“The outer Mongolian wolf is healed, when it licks its wound three times”
It was 1975. Wolver Mishig was riding along Stony river a tBeaver Mountain with several other hunters. They saw the tracks of an animal who had crept on all fours across the river ice. Wondering why an animal would crawl so, they began to trace the tracks. They traced them to a wolf crawling on its belly. When they killed it, they saw that all four of the wolf’s legs had been sprained at the second joints. The hunters traced backwards to see what had injured the wolf. At the river’s beginning a steep cliff jutted out into the water. The wolf had chased a must deer from behind the cliff. Must deer are deft in rocky places. The wolf caught up with the musk deer at the top of the cliff and sprang to attack but the musk deer leapt down the cliff and landed on a terrace dodging sideways. The wolf taken by surprise fell down the cliff landing on ice that caused its limbs to slip out from under and sprain. The wolf proceeded to crawl for days. Here the hunters witnessed wolf courage. Every hunter will say with admiration that wolf always chews its own legg off to get out of trap. A trap set for a wolf can not be anchored. Choton said. A wolf caught in an anchored trap will without a doubt chew off its own leg. If the trap is not anchored, a wolf caught in it will be encouraged with the possibility of moving away without cutting its legs free dragging the trap behind. A wolf won’t chew off its leg meaninglessly. The end of the leg caught in the trap will become numb and in winter frozen. The wolf will gnaw off the numbed part up to the trap jaws and pull the rest out.
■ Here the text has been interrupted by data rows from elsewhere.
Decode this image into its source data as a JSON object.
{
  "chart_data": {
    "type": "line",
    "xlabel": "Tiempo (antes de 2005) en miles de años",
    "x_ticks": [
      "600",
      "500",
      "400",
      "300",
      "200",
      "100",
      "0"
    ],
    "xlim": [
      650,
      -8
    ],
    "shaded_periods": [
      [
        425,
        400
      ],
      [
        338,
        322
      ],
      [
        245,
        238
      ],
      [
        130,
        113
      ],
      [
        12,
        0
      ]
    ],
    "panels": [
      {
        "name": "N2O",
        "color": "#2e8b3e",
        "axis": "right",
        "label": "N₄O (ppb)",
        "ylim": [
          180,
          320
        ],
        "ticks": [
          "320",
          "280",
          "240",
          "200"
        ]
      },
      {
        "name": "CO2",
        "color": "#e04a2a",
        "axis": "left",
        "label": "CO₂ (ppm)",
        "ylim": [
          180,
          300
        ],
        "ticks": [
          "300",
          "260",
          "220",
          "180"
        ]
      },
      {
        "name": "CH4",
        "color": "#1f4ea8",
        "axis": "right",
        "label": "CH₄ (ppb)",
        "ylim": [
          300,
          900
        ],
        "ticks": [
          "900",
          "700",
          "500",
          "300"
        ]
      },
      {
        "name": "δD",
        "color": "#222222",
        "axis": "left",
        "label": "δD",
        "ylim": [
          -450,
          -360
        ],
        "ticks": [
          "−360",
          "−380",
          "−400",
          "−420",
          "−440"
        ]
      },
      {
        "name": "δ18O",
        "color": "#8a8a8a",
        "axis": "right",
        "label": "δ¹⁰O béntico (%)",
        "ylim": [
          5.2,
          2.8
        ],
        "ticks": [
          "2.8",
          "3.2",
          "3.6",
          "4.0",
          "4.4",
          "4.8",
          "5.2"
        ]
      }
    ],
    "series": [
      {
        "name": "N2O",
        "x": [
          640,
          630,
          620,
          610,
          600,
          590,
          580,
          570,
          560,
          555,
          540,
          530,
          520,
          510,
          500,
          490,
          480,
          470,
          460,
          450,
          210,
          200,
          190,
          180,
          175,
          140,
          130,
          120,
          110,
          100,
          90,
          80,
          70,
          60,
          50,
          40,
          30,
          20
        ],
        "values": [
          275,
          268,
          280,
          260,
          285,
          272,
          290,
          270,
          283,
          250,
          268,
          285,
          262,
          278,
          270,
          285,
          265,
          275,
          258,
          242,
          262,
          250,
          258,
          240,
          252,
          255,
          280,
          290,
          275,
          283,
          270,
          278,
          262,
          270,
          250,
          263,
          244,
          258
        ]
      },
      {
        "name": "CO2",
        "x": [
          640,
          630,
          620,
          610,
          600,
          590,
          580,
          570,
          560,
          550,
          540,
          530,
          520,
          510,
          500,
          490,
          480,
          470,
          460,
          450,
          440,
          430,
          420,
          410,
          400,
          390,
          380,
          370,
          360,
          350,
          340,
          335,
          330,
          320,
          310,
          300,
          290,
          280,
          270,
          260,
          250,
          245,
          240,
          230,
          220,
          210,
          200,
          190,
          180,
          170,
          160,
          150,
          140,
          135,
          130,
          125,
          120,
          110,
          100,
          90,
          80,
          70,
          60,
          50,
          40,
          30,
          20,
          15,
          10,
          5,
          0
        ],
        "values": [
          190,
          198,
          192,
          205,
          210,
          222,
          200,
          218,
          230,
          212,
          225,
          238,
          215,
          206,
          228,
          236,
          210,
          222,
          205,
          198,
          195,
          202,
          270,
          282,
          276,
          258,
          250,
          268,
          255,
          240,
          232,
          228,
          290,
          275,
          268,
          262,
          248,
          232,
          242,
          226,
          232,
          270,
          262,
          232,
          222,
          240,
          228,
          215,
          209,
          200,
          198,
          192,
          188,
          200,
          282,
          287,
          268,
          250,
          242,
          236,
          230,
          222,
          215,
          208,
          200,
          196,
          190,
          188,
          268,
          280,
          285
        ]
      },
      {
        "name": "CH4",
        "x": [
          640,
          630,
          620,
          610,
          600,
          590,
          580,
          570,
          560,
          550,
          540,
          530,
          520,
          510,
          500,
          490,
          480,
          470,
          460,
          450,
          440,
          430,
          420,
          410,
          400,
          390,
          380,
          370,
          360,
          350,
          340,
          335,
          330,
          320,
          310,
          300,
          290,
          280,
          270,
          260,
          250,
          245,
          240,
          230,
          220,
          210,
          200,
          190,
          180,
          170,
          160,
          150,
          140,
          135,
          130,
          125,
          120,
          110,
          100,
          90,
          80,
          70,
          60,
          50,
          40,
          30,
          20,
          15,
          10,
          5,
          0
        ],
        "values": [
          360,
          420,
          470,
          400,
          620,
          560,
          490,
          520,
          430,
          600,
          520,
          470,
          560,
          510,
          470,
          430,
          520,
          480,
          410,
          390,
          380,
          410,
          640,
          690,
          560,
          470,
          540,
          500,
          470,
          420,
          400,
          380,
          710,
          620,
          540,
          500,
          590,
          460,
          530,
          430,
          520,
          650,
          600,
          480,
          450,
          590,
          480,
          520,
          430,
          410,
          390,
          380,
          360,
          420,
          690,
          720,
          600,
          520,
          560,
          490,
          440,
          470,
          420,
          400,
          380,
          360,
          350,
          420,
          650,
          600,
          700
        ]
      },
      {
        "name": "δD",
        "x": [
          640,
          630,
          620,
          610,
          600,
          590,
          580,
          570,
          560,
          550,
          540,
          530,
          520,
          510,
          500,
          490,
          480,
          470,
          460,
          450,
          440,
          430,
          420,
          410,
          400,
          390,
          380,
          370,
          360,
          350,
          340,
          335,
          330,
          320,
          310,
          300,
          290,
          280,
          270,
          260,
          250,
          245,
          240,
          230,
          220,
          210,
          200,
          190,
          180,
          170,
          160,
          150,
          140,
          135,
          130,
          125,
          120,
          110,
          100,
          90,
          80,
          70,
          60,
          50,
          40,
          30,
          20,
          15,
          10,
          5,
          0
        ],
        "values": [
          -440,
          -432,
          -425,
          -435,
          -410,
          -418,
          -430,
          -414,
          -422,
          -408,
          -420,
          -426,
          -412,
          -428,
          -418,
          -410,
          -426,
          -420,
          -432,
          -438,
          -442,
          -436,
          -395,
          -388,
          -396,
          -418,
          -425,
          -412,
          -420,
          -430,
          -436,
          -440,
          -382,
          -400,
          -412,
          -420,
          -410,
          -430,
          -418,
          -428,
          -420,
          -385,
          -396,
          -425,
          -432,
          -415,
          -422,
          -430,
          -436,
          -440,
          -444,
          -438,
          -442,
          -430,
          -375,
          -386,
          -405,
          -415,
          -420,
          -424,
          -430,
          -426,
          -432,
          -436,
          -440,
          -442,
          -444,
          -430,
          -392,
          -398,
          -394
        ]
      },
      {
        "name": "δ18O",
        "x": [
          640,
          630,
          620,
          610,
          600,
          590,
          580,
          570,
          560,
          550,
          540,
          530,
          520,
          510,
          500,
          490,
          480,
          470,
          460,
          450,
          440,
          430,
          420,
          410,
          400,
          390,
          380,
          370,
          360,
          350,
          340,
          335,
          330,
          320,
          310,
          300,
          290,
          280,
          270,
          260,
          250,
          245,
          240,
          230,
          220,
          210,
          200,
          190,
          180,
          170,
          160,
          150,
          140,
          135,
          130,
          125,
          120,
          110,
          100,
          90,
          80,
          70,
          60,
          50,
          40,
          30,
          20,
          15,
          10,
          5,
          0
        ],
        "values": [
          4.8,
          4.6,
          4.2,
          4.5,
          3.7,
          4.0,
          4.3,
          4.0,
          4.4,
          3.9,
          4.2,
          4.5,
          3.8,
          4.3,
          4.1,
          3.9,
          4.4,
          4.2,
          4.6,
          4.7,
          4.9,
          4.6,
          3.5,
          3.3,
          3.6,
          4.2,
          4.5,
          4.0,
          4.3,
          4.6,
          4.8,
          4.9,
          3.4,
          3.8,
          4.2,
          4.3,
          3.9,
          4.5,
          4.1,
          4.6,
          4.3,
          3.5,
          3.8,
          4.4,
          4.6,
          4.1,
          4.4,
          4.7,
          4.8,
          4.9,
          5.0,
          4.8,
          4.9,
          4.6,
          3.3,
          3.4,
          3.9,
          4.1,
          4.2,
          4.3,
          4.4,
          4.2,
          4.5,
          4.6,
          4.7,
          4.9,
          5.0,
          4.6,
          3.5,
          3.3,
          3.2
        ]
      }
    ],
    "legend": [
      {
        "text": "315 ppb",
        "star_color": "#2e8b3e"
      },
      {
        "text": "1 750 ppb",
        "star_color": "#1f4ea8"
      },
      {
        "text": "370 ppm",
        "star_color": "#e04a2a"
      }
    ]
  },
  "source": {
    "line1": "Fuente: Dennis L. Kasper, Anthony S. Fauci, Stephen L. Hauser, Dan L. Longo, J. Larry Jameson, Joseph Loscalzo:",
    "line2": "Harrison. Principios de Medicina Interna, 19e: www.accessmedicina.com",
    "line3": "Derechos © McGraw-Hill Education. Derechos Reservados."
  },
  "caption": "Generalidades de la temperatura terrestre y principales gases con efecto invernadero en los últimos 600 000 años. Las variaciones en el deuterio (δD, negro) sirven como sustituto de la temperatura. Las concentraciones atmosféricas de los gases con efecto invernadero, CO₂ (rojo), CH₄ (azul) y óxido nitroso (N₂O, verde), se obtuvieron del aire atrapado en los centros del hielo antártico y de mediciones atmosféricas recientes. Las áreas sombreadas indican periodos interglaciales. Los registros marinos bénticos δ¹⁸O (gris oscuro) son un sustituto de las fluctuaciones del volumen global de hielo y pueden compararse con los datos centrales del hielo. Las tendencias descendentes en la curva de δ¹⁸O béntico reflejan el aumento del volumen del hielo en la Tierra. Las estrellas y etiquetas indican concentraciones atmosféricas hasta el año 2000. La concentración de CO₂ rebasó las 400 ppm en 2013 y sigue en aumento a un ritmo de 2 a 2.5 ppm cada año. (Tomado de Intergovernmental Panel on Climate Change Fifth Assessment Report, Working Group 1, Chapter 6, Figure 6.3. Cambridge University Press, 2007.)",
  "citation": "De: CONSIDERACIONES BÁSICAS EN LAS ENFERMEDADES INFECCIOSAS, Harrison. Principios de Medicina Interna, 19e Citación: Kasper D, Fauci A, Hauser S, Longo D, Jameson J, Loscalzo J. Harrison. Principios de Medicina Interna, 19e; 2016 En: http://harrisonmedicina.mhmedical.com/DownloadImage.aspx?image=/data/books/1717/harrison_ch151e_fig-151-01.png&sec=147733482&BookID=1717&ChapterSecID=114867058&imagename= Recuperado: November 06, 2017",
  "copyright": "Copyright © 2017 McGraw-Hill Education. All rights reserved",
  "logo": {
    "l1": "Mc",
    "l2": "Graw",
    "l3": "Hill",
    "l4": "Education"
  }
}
Lkhamjav, the father of a journalist Tseren-Ochir is a herder in Ikh Tamir county, Arkhangai province. One spring he had to track a wolf caught in a trap for two days and his horse got tired and he had to change horses. On the third day he caught sight of the wolf. The wolf began to shed thin red blood. When Lkhamjav caught up to the wolf it sprang into a gorge. When he rounded the gorge and came to the other side he saw neither the wolf nor any tracks. His horse became shy bucking and snorting so he knew the wolf must be close. Then he leaned back and looked up. The wolf was sitting in a big branch of a tree that had taken root in the rock. Once he killed the wolf, Lkamjav saw the wolf had been gnawing at its trapped leg. The hunter Tuvaan out with companions shot a wolf once and the wolf dragged its hind legs behind. When the hunters chased it and tried to run it over with their UAZ-69 Russian jeep, Tuvaan warned that the wolf might spring up. The others didn’t heed the warning, thinking such a wounded wolf unable to do serious harm. But the wolf sprang up onto the bonnet of the jeep snarling so close to Tuvaan’s face that the hunter recoiled in fear. Falling down from the bonnet of the jeep the wolf bit the steel bumper and left an indent of its fangs there.
In December Tuvaan was riding his horse from the top of White Hill toward the county center when he saw nine wolves through his binoculars. He left his horse behind the hill but when he made it over the hill, the wolves were already descending the hillside. When Tuvaan sat and howled the wolves stopped and hesitated for a while. Four cubs moved toward him and others followed. At first he meant to kill a she-wolf with a bullet to her head, but then he remembered that if a she-wolf is killed her companions will kill the hunter, so shot a male wolf. He seemed to have hit his target but the wolf ran away and disappeared. Tuvaan then thought he had missed, but when he tracked the wolf he saw that it had run about thirty meters and then slid of its own inertia another five meters over the snow. The bullet had pierced its lung and gone out through the ventricle of its heart. In late September 1997 the herders Gyalbayar and Purev of Jargalant county Bayankhongor province, shot at a wolf and seemed to have hit it. When they looked through binoculars they saw the wolf was running dragging its intestines. The hunters thought a wolf dragging its intestines would not last a chase but the wolf could not be overtaken and it disappeared. While herder looked from a mountaintop through binoculars two wolves appeared one galloping and one trotting. He shot the galloping wolf. When he approached he saw that its two hind legs were cut at the hocks. He wondered how long the wolf had to go on like that. The hunter Jhevegjav said that one hunter “waited with his driver, Naidansuren on Narrow pass for the wolf to come over the mountain and when it did he shot. But the wolf run away dragging its backside. For two days they tracked it then founded it hidden in a ravine called Shaded Gorge. Naidansuren said to the hunter “You made it suffer and you must shoot it yourself”. I can drive it out of the ravine. Naidansuren frightened the wolf out of the ravine. When the wolf emerged from the ravine the hunter shot. The first bullet from before had hit the wolf’s back and came out through its chest, but because the wolf had been licking it, the wound was almost closed. In this way wolf heals its wounds.
The poet Nyamdorj wrote the following lines about the wolf:
With hard and severe destiny Ramble wolf faced death and danger waiting at its every step But the wolf is endowed with the stamina and courage to fight for survival.